Some 40 years ago, while at the University Book Store, I crossed paths with a book like none other. After consuming many a book about soccer tactics, skills and history, The Soccer Tribe was about the game’s rituals, its participants and its followers. Written by noted British zoologist Dr. Desmond Morris, it studied human beings through the footy lens. 

The Soccer Tribe took a macro approach to observing people who surround the game. In Soccer Stories of Old Seattle and Around the World, it is a more nuanced, micro examination by author and Seattle native Phil Davis and co-contributor Bob Smith.

From July 23 through July 27, 2024, electronic copies of Soccer Stories of Old Seattle and Around the World will be available free of charge from Amazon. Davis asks that in lieu of a payment during that period, readers consider making a donation to Washington State Legends of Soccer, either for its scholarship fund or ongoing initiatives.

Davis shares tales of places he’s visited, people he’s met or discovered – all at the intersection of soccer and life.   

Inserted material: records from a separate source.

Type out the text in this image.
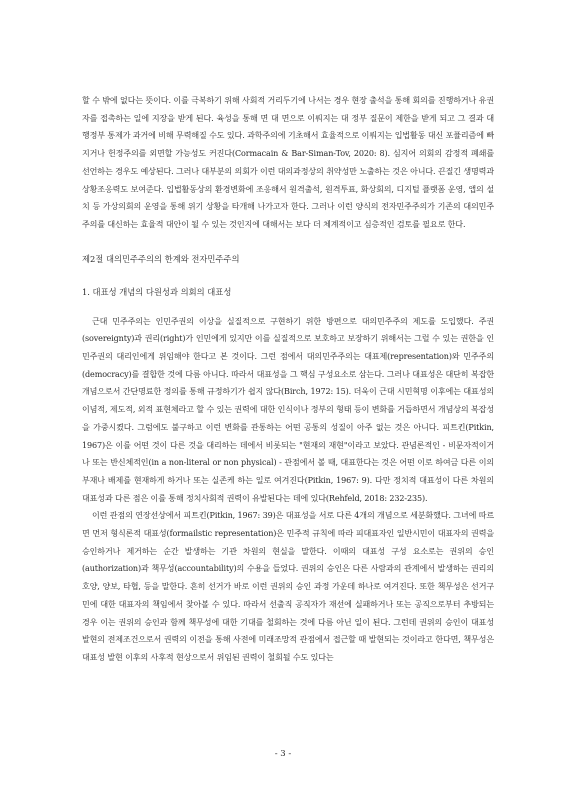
할 수 밖에 없다는 뜻이다. 이를 극복하기 위해 사회적 거리두기에 나서는 경우 현장 출석을 통해 회의를 진행하거나 유권자를 접촉하는 일에 지장을 받게 된다. 육성을 통해 면 대 면으로 이뤄지는 대 정부 질문이 제한을 받게 되고 그 결과 대 행정부 통제가 과거에 비해 무력해질 수도 있다. 과학주의에 기초해서 효율적으로 이뤄지는 입법활동 대신 포퓰리즘에 빠지거나 헌정주의를 외면할 가능성도 커진다(Cormacain & Bar-Siman-Tov, 2020: 8). 심지어 의회의 감정적 폐쇄를 선언하는 경우도 예상된다. 그러나 대부분의 의회가 이런 대의과정상의 취약성만 노출하는 것은 아니다. 끈질긴 생명력과 상황조응력도 보여준다. 입법활동상의 환경변화에 조응해서 원격출석, 원격투표, 화상회의, 디지털 플랫폼 운영, 앱의 설치 등 가상의회의 운영을 통해 위기 상황을 타개해 나가고자 한다. 그러나 이런 양식의 전자민주주의가 기존의 대의민주주의를 대신하는 효율적 대안이 될 수 있는 것인지에 대해서는 보다 더 체계적이고 심층적인 검토를 필요로 한다.

제2절 대의민주주의의 한계와 전자민주주의

1. 대표성 개념의 다원성과 의회의 대표성

근대 민주주의는 인민주권의 이상을 실질적으로 구현하기 위한 방편으로 대의민주주의 제도를 도입했다. 주권(sovereignty)과 권리(right)가 인민에게 있지만 이를 실질적으로 보호하고 보장하기 위해서는 그럴 수 있는 권한을 인민주권의 대리인에게 위임해야 한다고 본 것이다. 그런 점에서 대의민주주의는 대표제(representation)와 민주주의(democracy)를 결합한 것에 다름 아니다. 따라서 대표성을 그 핵심 구성요소로 삼는다. 그러나 대표성은 대단히 복잡한 개념으로서 간단명료한 정의를 통해 규정하기가 쉽지 않다(Birch, 1972: 15). 더욱이 근대 시민혁명 이후에는 대표성의 이념적, 제도적, 외적 표현체라고 할 수 있는 권력에 대한 인식이나 정부의 형태 등이 변화를 거듭하면서 개념상의 복잡성을 가중시켰다. 그럼에도 불구하고 이런 변화를 관통하는 어떤 공통의 성질이 아주 없는 것은 아니다. 피트킨(Pitkin, 1967)은 이를 어떤 것이 다른 것을 대리하는 데에서 비롯되는 "현재의 재현"이라고 보았다. 관념론적인 - 비문자적이거나 또는 반신체적인(in a non-literal or non physical) - 관점에서 볼 때, 대표한다는 것은 어떤 이로 하여금 다른 이의 부재나 배제를 현재하게 하거나 또는 실존케 하는 일로 여겨진다(Pitkin, 1967: 9). 다만 정치적 대표성이 다른 차원의 대표성과 다른 점은 이를 통해 정치사회적 권력이 유발된다는 데에 있다(Rehfeld, 2018: 232-235).

이런 관점의 연장선상에서 피트킨(Pitkin, 1967: 39)은 대표성을 서로 다른 4개의 개념으로 세분화했다. 그녀에 따르면 먼저 형식론적 대표성(formailstic representation)은 민주적 규칙에 따라 피대표자인 일반시민이 대표자의 권력을 승인하거나 제거하는 순간 발생하는 기관 차원의 현실을 말한다. 이때의 대표성 구성 요소로는 권위의 승인(authorization)과 책무성(accountability)의 수용을 들었다. 권위의 승인은 다른 사람과의 관계에서 발생하는 권리의 호양, 양보, 타협, 등을 말한다. 흔히 선거가 바로 이런 권위의 승인 과정 가운데 하나로 여겨진다. 또한 책무성은 선거구민에 대한 대표자의 책임에서 찾아볼 수 있다. 따라서 선출직 공직자가 재선에 실패하거나 또는 공직으로부터 추방되는 경우 이는 권위의 승인과 함께 책무성에 대한 기대를 철회하는 것에 다름 아닌 일이 된다. 그런데 권위의 승인이 대표성 발현의 전제조건으로서 권력의 이전을 통해 사전에 미래조망적 관점에서 접근할 때 발현되는 것이라고 한다면, 책무성은 대표성 발현 이후의 사후적 현상으로서 위임된 권력이 철회될 수도 있다는

- 3 -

Asked about his newly published book’s message, Davis writes that in a country and world that often presents itself as deeply divided, “Friendship between different kinds of people is possible. So is world peace, or at least the end of long wars,” he added. “We practice every four years with the World Cup. All that is needed is a sporting attitude, a few rules developed by Thomas Aquinas 850 years ago, and the beautiful game.”

The Characters

His book begins with the introduction of Mike Ryan. For Davis, Ryan was the volunteer coach at St. Catherine of Siena School in Seattle’s Maple Leaf neighborhood. The Dublin-born Ryan was then a youth coach and top player in the Washington State League. He would go on to coach the Washington Huskies’ men’s varsity and women’s club, then guide five local women’s teams to national titles before becoming the first U.S. Women’s National Team head coach.

Ryan was a soccer evangelist and teacher. He loved to dance, and the marriage of the sport and his ballroom footwork was evident in his first instruction to Davis and those young boys. “Soccer is more like a dance than a home run kicking contest. Listen for the music, learn the steps and watch the older players,” Davis quotes Ryan.

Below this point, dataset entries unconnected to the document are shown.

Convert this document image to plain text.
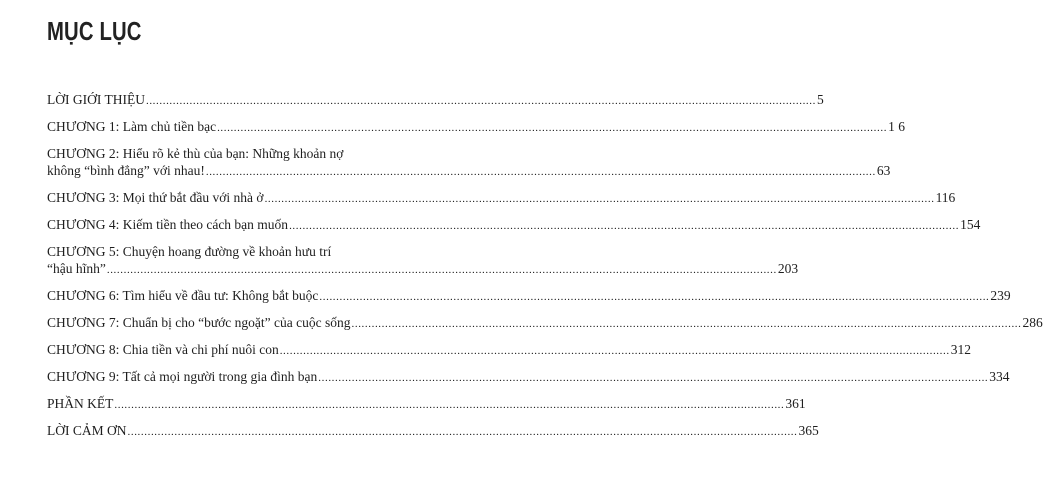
MỤC LỤC
LỜI GIỚI THIỆU ........................................................................................................................................................................................................ 5
CHƯƠNG 1: Làm chủ tiền bạc ........................................................................................................................................................................................................ 1 6
CHƯƠNG 2: Hiểu rõ kẻ thù của bạn: Những khoản nợ
không “bình đẳng” với nhau! ........................................................................................................................................................................................................ 63
CHƯƠNG 3: Mọi thứ bắt đầu với nhà ở ........................................................................................................................................................................................................ 116
CHƯƠNG 4: Kiếm tiền theo cách bạn muốn ........................................................................................................................................................................................................ 154
CHƯƠNG 5: Chuyện hoang đường về khoản hưu trí
“hậu hĩnh” ........................................................................................................................................................................................................ 203
CHƯƠNG 6: Tìm hiểu về đầu tư: Không bắt buộc ........................................................................................................................................................................................................ 239
CHƯƠNG 7: Chuẩn bị cho “bước ngoặt” của cuộc sống ........................................................................................................................................................................................................ 286
CHƯƠNG 8: Chia tiền và chi phí nuôi con ........................................................................................................................................................................................................ 312
CHƯƠNG 9: Tất cả mọi người trong gia đình bạn ........................................................................................................................................................................................................ 334
PHẦN KẾT ........................................................................................................................................................................................................ 361
LỜI CẢM ƠN ........................................................................................................................................................................................................ 365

The reader meets other characters, some admirable and some more flawed.

There’s a long-ago youth coach with a self-destructive streak, and as was too often the case in the State League, combustible confrontations between clubs of different ethnicities.

There are the immigrant farmworkers in eastern Washington who become Davis’s teammates shortly after starting his teaching career. They, too, love the game and play with grace yet faced the constant threat of deportation.

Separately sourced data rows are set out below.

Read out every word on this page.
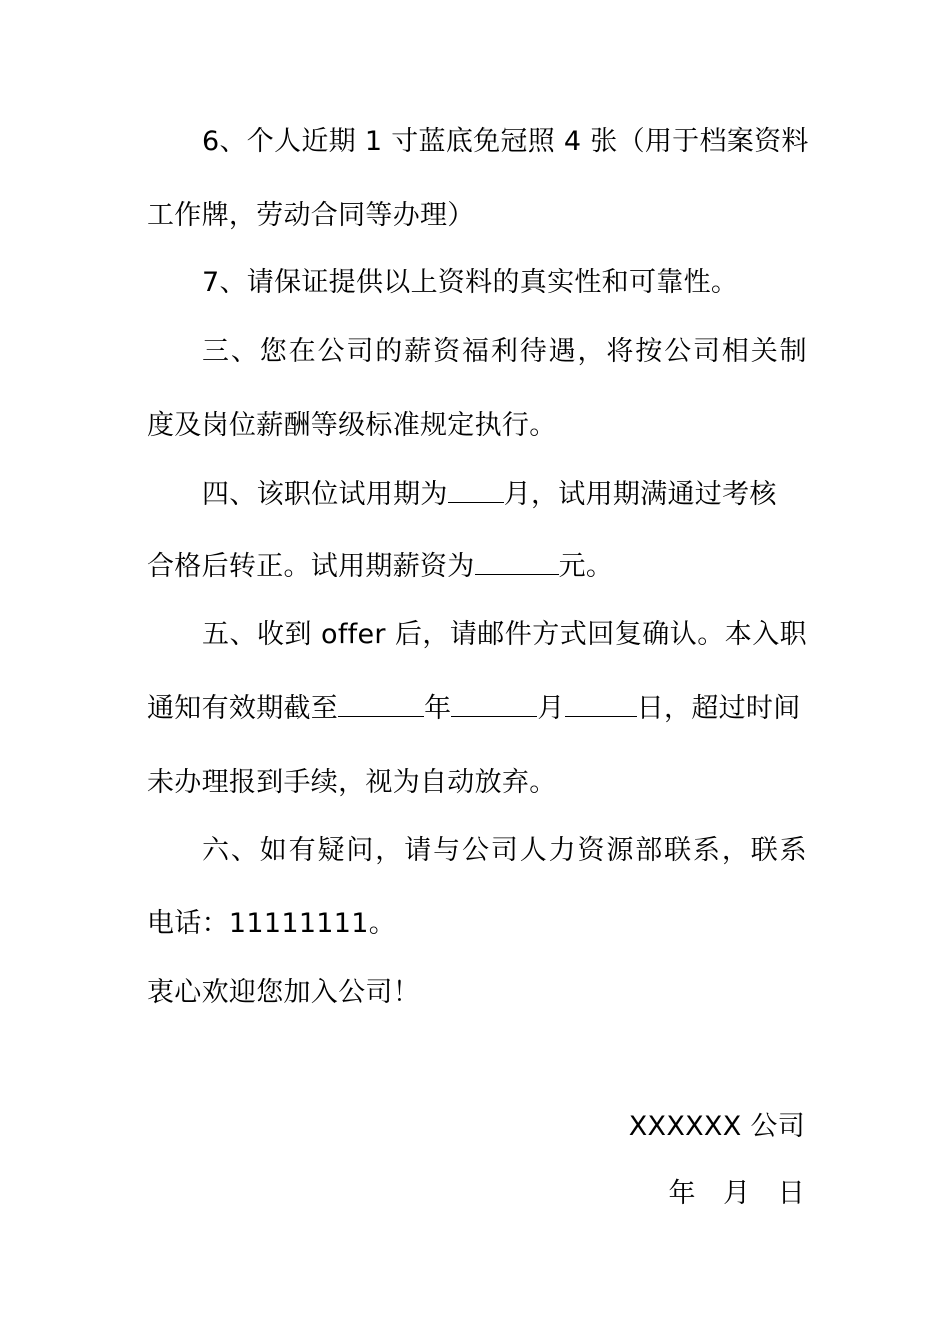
6、个人近期 1 寸蓝底免冠照 4 张（用于档案资料
工作牌，劳动合同等办理）
7、请保证提供以上资料的真实性和可靠性。
三、您在公司的薪资福利待遇，将按公司相关制
度及岗位薪酬等级标准规定执行。
四、该职位试用期为 月，试用期满通过考核
合格后转正。试用期薪资为	元。
五、收到 offer 后，请邮件方式回复确认。本入职
通知有效期截至	年	月	日，超过时间
未办理报到手续，视为自动放弃。
六、如有疑问，请与公司人力资源部联系，联系
电话：11111111。
衷心欢迎您加入公司！
XXXXXX 公司
年　月　日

In New Mexico, there arises the issue of playing rules for a co-rec league and the short- and long-term implications.

There is Davis’ trip to the 2018 World Cup in pre-war Russia. There he would be met kindly by local strangers from Siberia and traveling supporters of Peru.

We are introduced to Marbella Ibarra. During her all too short life Ibarra advocated for women, women’s football and creating teams and a Mexican national league, Liga MX Femenil. Four months after the league final attracted over 50,000 spectators, Ibarra was murdered at the age of 46.

A generation or so after being first instructed by Ryan, Davis himself was a coach. He must deal with the pressure of parents as well as the opportunity to draw out the best in a troubled youth.

From his preface, Davis writes, “Forty years of English classes did give me an eye for what good readers deserve. Literature should make us smile, cry, argue, get angry, laugh or see the world in a new way…Good sports literature should give us a nugget to chew on, so the ensuing discussion sheds light on the human condition.”